Gat combines many of these factors in a very wide concept of ethnicity that varies from identify to place and changes over time. Sometime around the invention of agronomics, out of this evolving mush eventually came the concept of fixed political boundaries. These too came most organically, unremarkably in line with ethnic boundaries.

Merely because dissimilar facets of ethnicity have different boundaries, a unmarried geographic line can never accurately reflect ethnic lines. It is literally impossible. Maybe two people with common genetics, language, and territory accept a different religion, as in Serbia and Croatia. It is impossible to fix a national boundary that fits every facet of ethnic identity, so war ensued. In many places, 2 or more dissimilar ethnicities alive enmeshed together in the same cities and neighborhoods. If each wants its own state, how does i create a fair boundary?

These types of questions are difficult, and mayhap impossible to answer. And that is one reason why war volition likely always be with us. And then will other, usually less lethal forms of social division.

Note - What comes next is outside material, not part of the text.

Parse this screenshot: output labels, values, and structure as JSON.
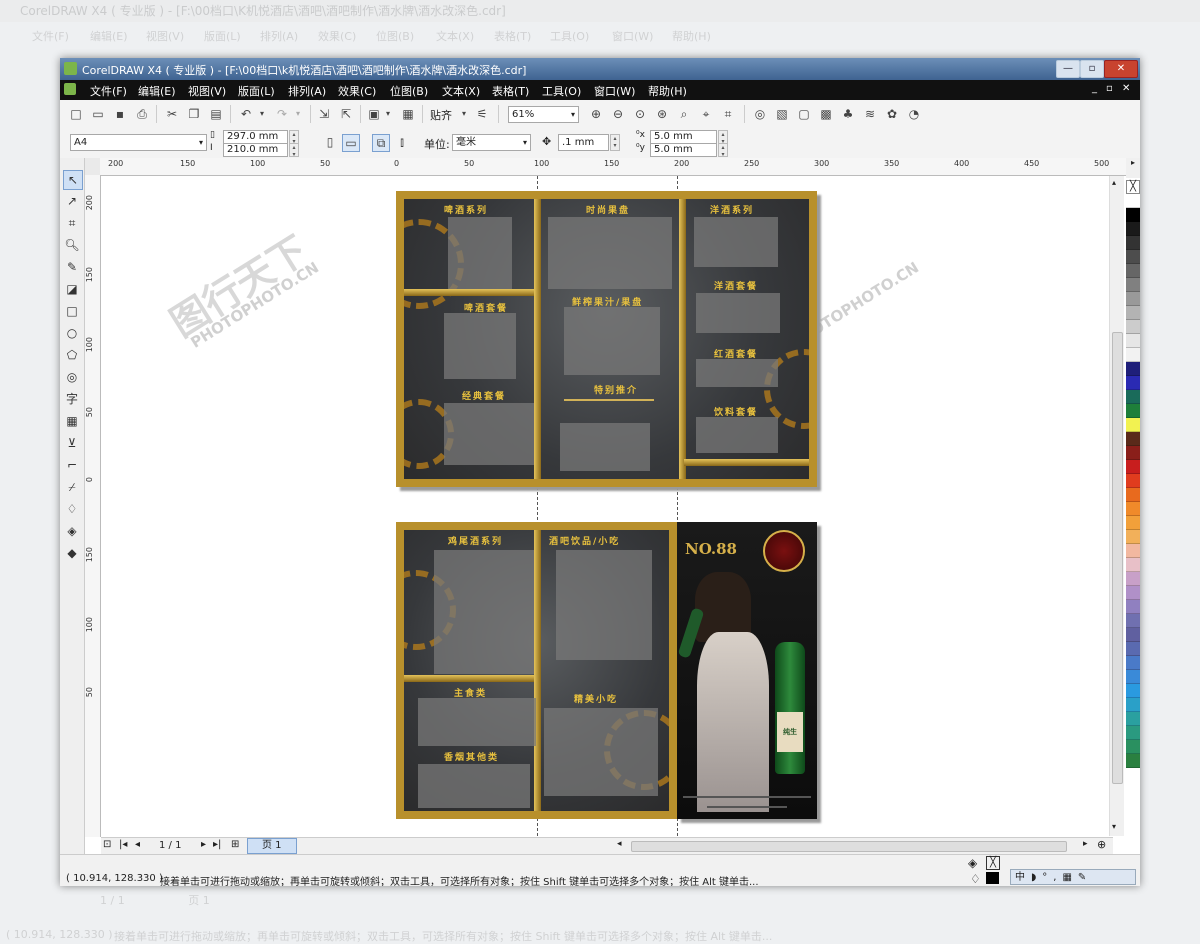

This attribute of Gat's thesis reminds this reader of the virtues of a cultural-national version of Ostrom-way polycentrism. Typical regime services such as schools, parks, roads, and law are very different from each other. They each serve different constituencies with different needs and different boundaries. And the urban center workers providing those services all have their own varying needs. So why are nearly all of these wildly different services administered at just a few fixed levels—urban center, state, and federal?

This kind of shoehorning oft has adverse effects on the quality of those services. But every bit more flexible scaling of government services tin can brand them more effective, maybe the same is true of nations. One size clearly does not fit all, every bit whatsoever history volume will tell you lot. Maybe allowing for multiple concurrent sizes of "nation" that conform over time would allow dissimilar people to live together more peacefully.

That, in a nutshell, is Gat'due south thesis, plus a few outside applications of information technology. To illustrate his arguments, Gat spends the last 2 thirds or so of the volume on a survey of globe history. He briefly visits nigh every time menstruation on every continent in at least enough particular to show how ethnicity and national sentiments have intertwined, peacefully and non. The aforementioned ethnic dynamics were about e'er in play before, during, and after modern nation-states emerged as we know them today. Yakobson's concluding chapter applies his and Gat'due south framework to present-day (in 2013) politics around the earth.

Nations is the rare book that makes the reader see the world differently, permanently. It provides a magnifying lens that, when properly held, can bring into focus important details on world history; modern history; why countries exist in the offset identify; why larger structures such as the European Union (EU) are controversial despite being peaceful; why the EU's faults are not necessarily random; and on today's in-progress worldwide political realignment, which is increasingly based effectually a nationalism-versus-liberalism axis, rather than a socialism-versus-liberalism axis.